Australian species of plant

Leptospermum argenteum, commonly known as the Mt Royal tea-tree, is a species of shrub that is endemic to the higher parts of Barrington Tops in New South Wales. It has smooth bark, stems with a flange along the sides, broad leaves, white flowers and unlike many others in the genus, it is never lemon-scented.

==Description==
Leptospermum argenteum is a shrub that typically grows to a height of 7 m and is never lemon-scented. It has smooth bark that is shed in strips or flakes. Young stems are densely hairy at first and have a conspicuous flange, especially near the base of the leaves. The leaves are broadly egg-shaped to elliptical, 5-15 mm long and 2.5-7.5 mm wide with a short petiole. The flowers are usually borne singly in leaf axils and are 8-12 mm in diameter on a densely hairy pedicel about 1 mm long. The floral cup is glabrous and 2-3 mm long. The sepals are about 2 mm long and broadly egg-shaped to almost spherical and fall off as the flower develops. The petals 4-5 mm long and white. The stamens are 2-3 mm long and bundled into groups of about five. Flowering mainly occurs in January and the fruit is a woody capsule 5-7 mm in diameter.

==Taxonomy and naming==
Leptospermum argenteum was first formally described in 1989 by Joy Thompson in the journal Telopea.

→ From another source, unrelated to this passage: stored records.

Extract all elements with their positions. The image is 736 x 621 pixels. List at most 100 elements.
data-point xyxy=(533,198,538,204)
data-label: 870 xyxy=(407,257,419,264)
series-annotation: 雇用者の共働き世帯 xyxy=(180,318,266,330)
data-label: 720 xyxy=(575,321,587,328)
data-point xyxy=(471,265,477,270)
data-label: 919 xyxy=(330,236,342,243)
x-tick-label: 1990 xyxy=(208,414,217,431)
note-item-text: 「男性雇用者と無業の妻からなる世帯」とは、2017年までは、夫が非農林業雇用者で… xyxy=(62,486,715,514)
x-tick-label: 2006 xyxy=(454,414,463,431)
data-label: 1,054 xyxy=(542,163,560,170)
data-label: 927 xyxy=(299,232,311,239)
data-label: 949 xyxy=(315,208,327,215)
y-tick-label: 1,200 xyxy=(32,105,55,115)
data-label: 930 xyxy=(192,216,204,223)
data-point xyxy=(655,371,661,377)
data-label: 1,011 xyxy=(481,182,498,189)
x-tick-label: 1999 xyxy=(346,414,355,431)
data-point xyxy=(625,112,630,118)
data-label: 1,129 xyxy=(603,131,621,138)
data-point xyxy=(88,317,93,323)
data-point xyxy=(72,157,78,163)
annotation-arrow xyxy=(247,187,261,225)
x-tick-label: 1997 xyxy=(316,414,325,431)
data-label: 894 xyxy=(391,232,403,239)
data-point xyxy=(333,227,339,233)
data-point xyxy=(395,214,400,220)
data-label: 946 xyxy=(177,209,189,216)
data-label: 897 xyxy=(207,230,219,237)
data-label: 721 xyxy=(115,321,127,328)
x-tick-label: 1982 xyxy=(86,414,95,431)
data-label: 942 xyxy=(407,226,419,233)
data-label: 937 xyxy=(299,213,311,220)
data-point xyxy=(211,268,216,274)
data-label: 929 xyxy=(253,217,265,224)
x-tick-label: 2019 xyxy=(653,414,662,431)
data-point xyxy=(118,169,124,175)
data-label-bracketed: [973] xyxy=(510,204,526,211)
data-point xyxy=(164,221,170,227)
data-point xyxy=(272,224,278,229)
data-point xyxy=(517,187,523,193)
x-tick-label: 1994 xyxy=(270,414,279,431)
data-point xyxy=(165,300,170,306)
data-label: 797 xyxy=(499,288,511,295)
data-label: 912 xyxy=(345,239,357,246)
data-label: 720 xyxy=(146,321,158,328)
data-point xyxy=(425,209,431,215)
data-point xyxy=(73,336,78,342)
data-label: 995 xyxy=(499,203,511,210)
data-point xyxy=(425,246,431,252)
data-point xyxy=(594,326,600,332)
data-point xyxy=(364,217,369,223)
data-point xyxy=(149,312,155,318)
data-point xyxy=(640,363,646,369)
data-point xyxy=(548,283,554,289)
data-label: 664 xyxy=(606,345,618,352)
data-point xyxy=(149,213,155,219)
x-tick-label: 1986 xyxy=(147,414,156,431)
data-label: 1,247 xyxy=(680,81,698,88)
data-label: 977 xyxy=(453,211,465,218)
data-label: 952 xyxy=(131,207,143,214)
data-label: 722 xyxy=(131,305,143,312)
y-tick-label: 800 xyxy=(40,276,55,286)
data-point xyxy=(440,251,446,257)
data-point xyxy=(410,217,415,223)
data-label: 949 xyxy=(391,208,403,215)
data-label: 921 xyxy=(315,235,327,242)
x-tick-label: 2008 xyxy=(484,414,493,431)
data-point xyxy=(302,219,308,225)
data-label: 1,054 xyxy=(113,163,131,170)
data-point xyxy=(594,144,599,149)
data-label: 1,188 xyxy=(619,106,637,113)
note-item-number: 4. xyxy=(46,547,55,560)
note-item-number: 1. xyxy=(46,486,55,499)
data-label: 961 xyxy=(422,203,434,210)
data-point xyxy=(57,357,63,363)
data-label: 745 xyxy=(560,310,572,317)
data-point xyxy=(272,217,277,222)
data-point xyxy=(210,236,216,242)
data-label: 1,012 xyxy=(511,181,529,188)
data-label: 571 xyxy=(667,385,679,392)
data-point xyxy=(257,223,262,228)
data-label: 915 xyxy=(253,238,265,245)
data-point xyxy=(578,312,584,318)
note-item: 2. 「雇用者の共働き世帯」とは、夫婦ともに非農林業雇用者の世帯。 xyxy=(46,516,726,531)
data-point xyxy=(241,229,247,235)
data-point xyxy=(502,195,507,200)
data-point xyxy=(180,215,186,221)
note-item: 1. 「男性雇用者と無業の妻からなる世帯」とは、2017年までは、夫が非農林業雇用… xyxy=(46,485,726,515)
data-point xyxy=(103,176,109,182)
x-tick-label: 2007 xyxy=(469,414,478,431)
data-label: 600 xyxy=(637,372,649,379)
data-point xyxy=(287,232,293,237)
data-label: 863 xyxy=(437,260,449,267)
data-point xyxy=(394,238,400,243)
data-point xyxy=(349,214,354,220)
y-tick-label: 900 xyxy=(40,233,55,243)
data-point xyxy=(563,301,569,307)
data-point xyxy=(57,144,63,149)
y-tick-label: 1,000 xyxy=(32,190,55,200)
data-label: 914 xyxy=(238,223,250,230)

The specific epithet (argenteum) is from Latin argenteus, meaning "silvery in colour", referring to the colour of the new growth.

==Distribution and habitat==
Mt Royal tea-tree grows in forest and woodland, along streams and in swamps in the Barrington Tops area, including the Barrington Tops and Mount Royal National Parks and the Stewarts Brook State Forest.